宮城のニュース

<汚染廃>試験焼却の予算差し止め請求却下 組合監査委「不当性認められず」

 東京電力福島第1原発事故で生じた国の基準(1キログラム当たり8000ベクレル)以下の汚染廃棄物の試験焼却を巡り、宮城県大崎市の住民が大崎地域広域行政事務組合(宮城県大崎市)に関連予算の執行差し止めを求めた住民監査請求で、組合監査委員が請求を却下したことが14日、分かった。請求した住民組織「上宮協栄会」の阿部忠悦会長(79)らは決定を不服とし、対抗措置の検討に入った。
 組合は10月に同市岩出山の施設で試験焼却を行う予定。

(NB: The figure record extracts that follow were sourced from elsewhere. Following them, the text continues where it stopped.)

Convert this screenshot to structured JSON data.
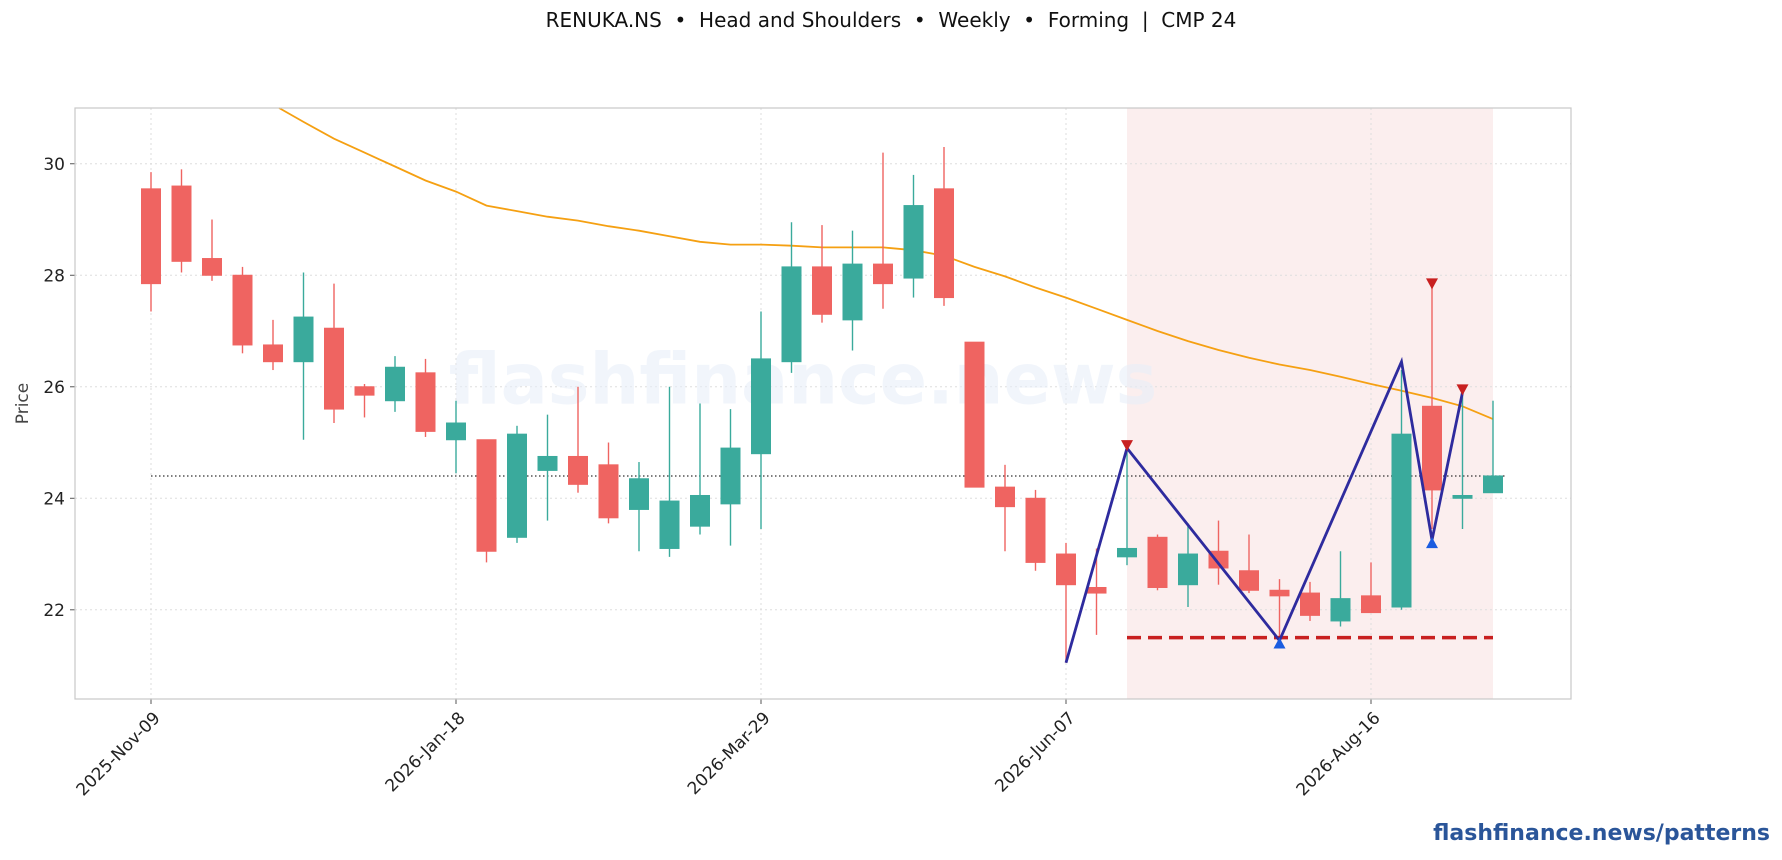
{
  "title": "RENUKA.NS  •  Head and Shoulders  •  Weekly  •  Forming  |  CMP 24",
  "watermark": "flashfinance.news",
  "footer": "flashfinance.news/patterns",
  "colors": {
    "up": "#3aaa9c",
    "down": "#ef6461",
    "ma": "#f5a012",
    "pattern": "#2e2b9e",
    "neckline": "#c82020",
    "shade": "#fbeeee",
    "marker_top": "#c82020",
    "marker_bottom": "#1a5ce0"
  },
  "chart_data": {
    "type": "candlestick",
    "ylabel": "Price",
    "ylim": [
      20.4,
      31.0
    ],
    "yticks": [
      22,
      24,
      26,
      28,
      30
    ],
    "grid": true,
    "xtick_labels": [
      "2025-Nov-09",
      "2026-Jan-18",
      "2026-Mar-29",
      "2026-Jun-07",
      "2026-Aug-16"
    ],
    "candles": [
      {
        "date": "2025-Nov-09",
        "o": 29.55,
        "h": 29.85,
        "l": 27.35,
        "c": 27.85
      },
      {
        "date": "2025-Nov-16",
        "o": 29.6,
        "h": 29.9,
        "l": 28.05,
        "c": 28.25
      },
      {
        "date": "2025-Nov-23",
        "o": 28.3,
        "h": 29.0,
        "l": 27.9,
        "c": 28.0
      },
      {
        "date": "2025-Nov-30",
        "o": 28.0,
        "h": 28.15,
        "l": 26.6,
        "c": 26.75
      },
      {
        "date": "2025-Dec-07",
        "o": 26.75,
        "h": 27.2,
        "l": 26.3,
        "c": 26.45
      },
      {
        "date": "2025-Dec-14",
        "o": 26.45,
        "h": 28.05,
        "l": 25.05,
        "c": 27.25
      },
      {
        "date": "2025-Dec-21",
        "o": 27.05,
        "h": 27.85,
        "l": 25.35,
        "c": 25.6
      },
      {
        "date": "2025-Dec-28",
        "o": 26.0,
        "h": 26.05,
        "l": 25.45,
        "c": 25.85
      },
      {
        "date": "2026-Jan-04",
        "o": 25.75,
        "h": 26.55,
        "l": 25.55,
        "c": 26.35
      },
      {
        "date": "2026-Jan-11",
        "o": 26.25,
        "h": 26.5,
        "l": 25.1,
        "c": 25.2
      },
      {
        "date": "2026-Jan-18",
        "o": 25.05,
        "h": 25.75,
        "l": 24.45,
        "c": 25.35
      },
      {
        "date": "2026-Jan-25",
        "o": 25.05,
        "h": 25.05,
        "l": 22.85,
        "c": 23.05
      },
      {
        "date": "2026-Feb-01",
        "o": 23.3,
        "h": 25.3,
        "l": 23.2,
        "c": 25.15
      },
      {
        "date": "2026-Feb-08",
        "o": 24.5,
        "h": 25.5,
        "l": 23.6,
        "c": 24.75
      },
      {
        "date": "2026-Feb-15",
        "o": 24.75,
        "h": 26.0,
        "l": 24.1,
        "c": 24.25
      },
      {
        "date": "2026-Feb-22",
        "o": 24.6,
        "h": 25.0,
        "l": 23.55,
        "c": 23.65
      },
      {
        "date": "2026-Mar-01",
        "o": 23.8,
        "h": 24.65,
        "l": 23.05,
        "c": 24.35
      },
      {
        "date": "2026-Mar-08",
        "o": 23.1,
        "h": 26.0,
        "l": 22.95,
        "c": 23.95
      },
      {
        "date": "2026-Mar-15",
        "o": 23.5,
        "h": 25.7,
        "l": 23.35,
        "c": 24.05
      },
      {
        "date": "2026-Mar-22",
        "o": 23.9,
        "h": 25.6,
        "l": 23.15,
        "c": 24.9
      },
      {
        "date": "2026-Mar-29",
        "o": 24.8,
        "h": 27.35,
        "l": 23.45,
        "c": 26.5
      },
      {
        "date": "2026-Apr-05",
        "o": 26.45,
        "h": 28.95,
        "l": 26.25,
        "c": 28.15
      },
      {
        "date": "2026-Apr-12",
        "o": 28.15,
        "h": 28.9,
        "l": 27.15,
        "c": 27.3
      },
      {
        "date": "2026-Apr-19",
        "o": 27.2,
        "h": 28.8,
        "l": 26.65,
        "c": 28.2
      },
      {
        "date": "2026-Apr-26",
        "o": 28.2,
        "h": 30.2,
        "l": 27.4,
        "c": 27.85
      },
      {
        "date": "2026-May-03",
        "o": 27.95,
        "h": 29.8,
        "l": 27.6,
        "c": 29.25
      },
      {
        "date": "2026-May-10",
        "o": 29.55,
        "h": 30.3,
        "l": 27.45,
        "c": 27.6
      },
      {
        "date": "2026-May-17",
        "o": 26.8,
        "h": 26.8,
        "l": 24.2,
        "c": 24.2
      },
      {
        "date": "2026-May-24",
        "o": 24.2,
        "h": 24.6,
        "l": 23.05,
        "c": 23.85
      },
      {
        "date": "2026-May-31",
        "o": 24.0,
        "h": 24.15,
        "l": 22.7,
        "c": 22.85
      },
      {
        "date": "2026-Jun-07",
        "o": 23.0,
        "h": 23.2,
        "l": 21.05,
        "c": 22.45
      },
      {
        "date": "2026-Jun-14",
        "o": 22.4,
        "h": 23.1,
        "l": 21.55,
        "c": 22.3
      },
      {
        "date": "2026-Jun-21",
        "o": 22.95,
        "h": 24.9,
        "l": 22.8,
        "c": 23.1
      },
      {
        "date": "2026-Jun-28",
        "o": 23.3,
        "h": 23.35,
        "l": 22.35,
        "c": 22.4
      },
      {
        "date": "2026-Jul-05",
        "o": 22.45,
        "h": 23.55,
        "l": 22.05,
        "c": 23.0
      },
      {
        "date": "2026-Jul-12",
        "o": 23.05,
        "h": 23.6,
        "l": 22.45,
        "c": 22.75
      },
      {
        "date": "2026-Jul-19",
        "o": 22.7,
        "h": 23.35,
        "l": 22.3,
        "c": 22.35
      },
      {
        "date": "2026-Jul-26",
        "o": 22.35,
        "h": 22.55,
        "l": 21.5,
        "c": 22.25
      },
      {
        "date": "2026-Aug-02",
        "o": 22.3,
        "h": 22.5,
        "l": 21.8,
        "c": 21.9
      },
      {
        "date": "2026-Aug-09",
        "o": 21.8,
        "h": 23.05,
        "l": 21.7,
        "c": 22.2
      },
      {
        "date": "2026-Aug-16",
        "o": 22.25,
        "h": 22.85,
        "l": 21.95,
        "c": 21.95
      },
      {
        "date": "2026-Aug-23",
        "o": 22.05,
        "h": 26.3,
        "l": 22.0,
        "c": 25.15
      },
      {
        "date": "2026-Aug-30",
        "o": 25.65,
        "h": 27.8,
        "l": 23.45,
        "c": 24.15
      },
      {
        "date": "2026-Sep-06",
        "o": 24.0,
        "h": 25.9,
        "l": 23.45,
        "c": 24.05
      },
      {
        "date": "2026-Sep-13",
        "o": 24.1,
        "h": 25.75,
        "l": 24.1,
        "c": 24.4
      }
    ],
    "moving_average": [
      {
        "i": 4.2,
        "v": 31.0
      },
      {
        "i": 5,
        "v": 30.75
      },
      {
        "i": 6,
        "v": 30.45
      },
      {
        "i": 7,
        "v": 30.2
      },
      {
        "i": 8,
        "v": 29.95
      },
      {
        "i": 9,
        "v": 29.7
      },
      {
        "i": 10,
        "v": 29.5
      },
      {
        "i": 11,
        "v": 29.25
      },
      {
        "i": 12,
        "v": 29.15
      },
      {
        "i": 13,
        "v": 29.05
      },
      {
        "i": 14,
        "v": 28.98
      },
      {
        "i": 15,
        "v": 28.88
      },
      {
        "i": 16,
        "v": 28.8
      },
      {
        "i": 17,
        "v": 28.7
      },
      {
        "i": 18,
        "v": 28.6
      },
      {
        "i": 19,
        "v": 28.55
      },
      {
        "i": 20,
        "v": 28.55
      },
      {
        "i": 21,
        "v": 28.53
      },
      {
        "i": 22,
        "v": 28.5
      },
      {
        "i": 23,
        "v": 28.5
      },
      {
        "i": 24,
        "v": 28.5
      },
      {
        "i": 25,
        "v": 28.45
      },
      {
        "i": 26,
        "v": 28.35
      },
      {
        "i": 27,
        "v": 28.15
      },
      {
        "i": 28,
        "v": 27.98
      },
      {
        "i": 29,
        "v": 27.78
      },
      {
        "i": 30,
        "v": 27.6
      },
      {
        "i": 31,
        "v": 27.4
      },
      {
        "i": 32,
        "v": 27.2
      },
      {
        "i": 33,
        "v": 27.0
      },
      {
        "i": 34,
        "v": 26.82
      },
      {
        "i": 35,
        "v": 26.66
      },
      {
        "i": 36,
        "v": 26.52
      },
      {
        "i": 37,
        "v": 26.4
      },
      {
        "i": 38,
        "v": 26.3
      },
      {
        "i": 39,
        "v": 26.18
      },
      {
        "i": 40,
        "v": 26.05
      },
      {
        "i": 41,
        "v": 25.93
      },
      {
        "i": 42,
        "v": 25.8
      },
      {
        "i": 43,
        "v": 25.65
      },
      {
        "i": 44,
        "v": 25.42
      }
    ],
    "cmp_line": 24.4,
    "pattern_region": {
      "from_index": 32,
      "to_index": 44
    },
    "pattern_line": [
      {
        "i": 30,
        "v": 21.05
      },
      {
        "i": 32,
        "v": 24.9
      },
      {
        "i": 37,
        "v": 21.45
      },
      {
        "i": 41,
        "v": 26.45
      },
      {
        "i": 42,
        "v": 23.25
      },
      {
        "i": 43,
        "v": 25.9
      }
    ],
    "neckline": {
      "from_index": 32,
      "to_index": 44,
      "value": 21.5
    },
    "markers": [
      {
        "i": 32,
        "v": 24.9,
        "kind": "top"
      },
      {
        "i": 37,
        "v": 21.45,
        "kind": "bottom"
      },
      {
        "i": 42,
        "v": 27.8,
        "kind": "top"
      },
      {
        "i": 42,
        "v": 23.25,
        "kind": "bottom"
      },
      {
        "i": 43,
        "v": 25.9,
        "kind": "top"
      }
    ]
  }
}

請求は、7月の組合議会臨時会で予算化された2159万円を対象とした。
 焼却施設や最終処分場を運営する組合が周辺の住民組織と交わす覚書などには「放射性物質」を取り扱いの対象物として明記していない。阿部会長らは「住民組織との合意を得ずに放射性物質を取り扱う試験焼却の実施は、約束の不履行になり、支出は認められない」などと主張した。
 監査委員は「請求者が不履行を主張する覚書などは、財務会計上の契約行為に該当しない。試験焼却を行う管理者の政策判断の違法性を主張するが、支出自体の違法性、不当性を具体的に示しているとは認められない」などとし、請求要件を満たさないと判断した。
 阿部会長は「却下に納得がいかない。覚書の不履行は不適切だ。弁護士と相談して対応を考える」と話した。